Gareth Morgan claims there was no outrage when a woman used the same expression, "lipstick on a pig", to describe Labour's leadership change, days before he said it.
Public relations expert Trish Sherson used the reference on August 13, a week before the Opportunities Party leader used it in a tweet, it has emerged.
Speaking to Ryan Bridge on RadioLive's Sunday Brunch show - in audio that appears to have been removed from the site - Sherson said: "Here's a question though, and I think all voters need to consider this, when they think about the Jacinda effect, can you actually put lipstick on a pig and be successful? Let's not forget this."
She was asked "who's the pig" to which she replied: "I would say the left block at the moment is the pig."
She added: "I think she's a fantastic politician and very clever. But, the left is still in the same shambles, even worse shambles than when she took over. And Labour have still got the same dearth of policy and problems there."
"Voters have to look beyond 'Wow, we've got a woman and she is a real star, she's fantastic.' But if you look underneath Jacinda and this lovely, shiny gloss we've got on the left block, they are still in a state of absolute shambles."
Bridge said that to sum up the last 15 minutes of his interview with Sherson and politician Vernon Tava, "You can't just put lipstick on a pig and expect something to change.
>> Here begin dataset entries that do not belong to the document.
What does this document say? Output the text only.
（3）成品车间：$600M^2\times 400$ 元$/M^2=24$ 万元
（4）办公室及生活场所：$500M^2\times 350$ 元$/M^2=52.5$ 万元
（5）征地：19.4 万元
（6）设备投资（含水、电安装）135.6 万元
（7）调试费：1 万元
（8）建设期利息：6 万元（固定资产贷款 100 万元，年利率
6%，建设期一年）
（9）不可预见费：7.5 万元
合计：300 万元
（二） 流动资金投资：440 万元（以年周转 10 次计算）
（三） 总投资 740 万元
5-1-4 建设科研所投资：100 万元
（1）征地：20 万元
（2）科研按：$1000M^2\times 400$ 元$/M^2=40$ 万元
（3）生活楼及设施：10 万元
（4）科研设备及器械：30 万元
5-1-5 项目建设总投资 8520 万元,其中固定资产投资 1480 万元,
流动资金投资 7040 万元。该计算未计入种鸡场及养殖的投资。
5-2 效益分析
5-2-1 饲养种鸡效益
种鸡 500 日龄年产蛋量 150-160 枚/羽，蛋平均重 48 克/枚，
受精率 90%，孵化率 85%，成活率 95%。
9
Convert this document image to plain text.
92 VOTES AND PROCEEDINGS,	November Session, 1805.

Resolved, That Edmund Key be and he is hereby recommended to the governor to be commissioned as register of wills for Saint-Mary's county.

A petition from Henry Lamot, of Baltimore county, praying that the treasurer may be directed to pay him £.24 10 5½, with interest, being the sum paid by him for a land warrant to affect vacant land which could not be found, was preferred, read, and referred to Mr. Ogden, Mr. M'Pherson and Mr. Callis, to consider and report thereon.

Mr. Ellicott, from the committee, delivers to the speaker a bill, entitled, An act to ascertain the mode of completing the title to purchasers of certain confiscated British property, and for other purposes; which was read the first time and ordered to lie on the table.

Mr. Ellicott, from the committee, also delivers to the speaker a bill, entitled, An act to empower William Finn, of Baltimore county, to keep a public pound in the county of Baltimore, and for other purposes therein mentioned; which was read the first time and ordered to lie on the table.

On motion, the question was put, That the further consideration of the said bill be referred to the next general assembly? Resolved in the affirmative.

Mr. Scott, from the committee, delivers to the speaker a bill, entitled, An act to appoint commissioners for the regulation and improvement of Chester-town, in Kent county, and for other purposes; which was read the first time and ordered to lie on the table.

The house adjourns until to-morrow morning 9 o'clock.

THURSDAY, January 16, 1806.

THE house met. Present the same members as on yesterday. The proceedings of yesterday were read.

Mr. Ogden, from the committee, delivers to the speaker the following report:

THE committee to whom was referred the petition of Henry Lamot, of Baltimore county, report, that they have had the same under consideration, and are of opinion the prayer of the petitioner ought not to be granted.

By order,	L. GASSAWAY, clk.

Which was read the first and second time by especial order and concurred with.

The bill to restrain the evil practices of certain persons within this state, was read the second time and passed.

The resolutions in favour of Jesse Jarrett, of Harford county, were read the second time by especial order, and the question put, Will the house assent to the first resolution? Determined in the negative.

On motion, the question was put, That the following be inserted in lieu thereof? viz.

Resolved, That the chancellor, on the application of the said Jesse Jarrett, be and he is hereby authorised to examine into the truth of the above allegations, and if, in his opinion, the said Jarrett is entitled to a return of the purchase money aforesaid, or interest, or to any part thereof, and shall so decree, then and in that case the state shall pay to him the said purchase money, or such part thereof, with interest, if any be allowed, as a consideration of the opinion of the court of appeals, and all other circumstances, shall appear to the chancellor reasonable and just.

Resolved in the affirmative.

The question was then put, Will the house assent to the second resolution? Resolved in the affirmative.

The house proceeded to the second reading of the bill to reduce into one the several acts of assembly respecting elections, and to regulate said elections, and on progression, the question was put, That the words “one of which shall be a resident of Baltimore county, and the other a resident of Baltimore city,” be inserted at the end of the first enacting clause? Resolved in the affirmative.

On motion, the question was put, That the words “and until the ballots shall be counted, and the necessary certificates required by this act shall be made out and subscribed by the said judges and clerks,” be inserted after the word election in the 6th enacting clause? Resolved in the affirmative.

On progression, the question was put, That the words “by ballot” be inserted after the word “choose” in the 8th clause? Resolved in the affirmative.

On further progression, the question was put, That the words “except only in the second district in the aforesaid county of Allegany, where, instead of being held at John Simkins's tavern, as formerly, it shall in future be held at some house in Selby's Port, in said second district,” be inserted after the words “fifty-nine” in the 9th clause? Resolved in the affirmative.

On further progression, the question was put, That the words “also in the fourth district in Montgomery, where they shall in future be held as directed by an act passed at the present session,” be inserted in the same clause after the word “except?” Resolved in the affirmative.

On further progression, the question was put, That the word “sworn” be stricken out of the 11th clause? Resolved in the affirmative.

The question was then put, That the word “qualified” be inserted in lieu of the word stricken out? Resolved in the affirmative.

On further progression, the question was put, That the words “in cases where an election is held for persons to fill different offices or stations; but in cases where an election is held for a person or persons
And the Greens should have been far more promiscuous from the start".
They both replied: "Absolutely."
Sherson owns Auckland PR company Sherson Willis and is often approached for political comment.
Speaking to Chris Lynch's Canterbury Morning's show today Morgan said it was ironic that the same term had been used to describe Jacinda Ardern a week earlier by a female host on a radio talkback show but barely raising an eyebrow.
However all the "fragile flowers" lying in wait on social media took umbrage when he used the same words because he is a male.
Said Morgan: "It's a pretty standard figure of speech and here's the irony; it was used a week earlier when Jacinda first came in, it was used on talkback show by one of the hosts actually - it's on Radio Live I think - and she said exactly that, that is all Jacinda is, is lipstick on a pig and she didn't manage to get any press but of course I'm male so if a male says it then all the fragile flowers - it's like scattering chooks really, isn't it - and they sit on Twitter and they just look for the first opportunity to take umbrage and amplify it so they become the centre of the story."
He said this was now the nature of Twitter but thanked those who stirred up the controversy saying it had been "fantastic" for the party.
Billboards were even altered to capitalise on the furore with lipstick and pig featuring prominently.
Morgan's tweet, which pointedly said Jacinda should be required to show she's more than lipstick on a pig, drew flak from all quarters.
It was branded ill-advised, misogynistic, horrendous and a major lapse of judgment.
The Prime Minister said he wouldn't be able to work with a person demonstrating such an unacceptable attitude, while Ardern believed the attack was firmly aimed at her.
Morgan later explained his choice of words on social media saying it was not a personal attack but a broadside at the established political parties.
He said both National and Labour had caused the rise of inequality and it needed more than infatuation with Ardern to solve the issue.
Sherson could not be reached for comment.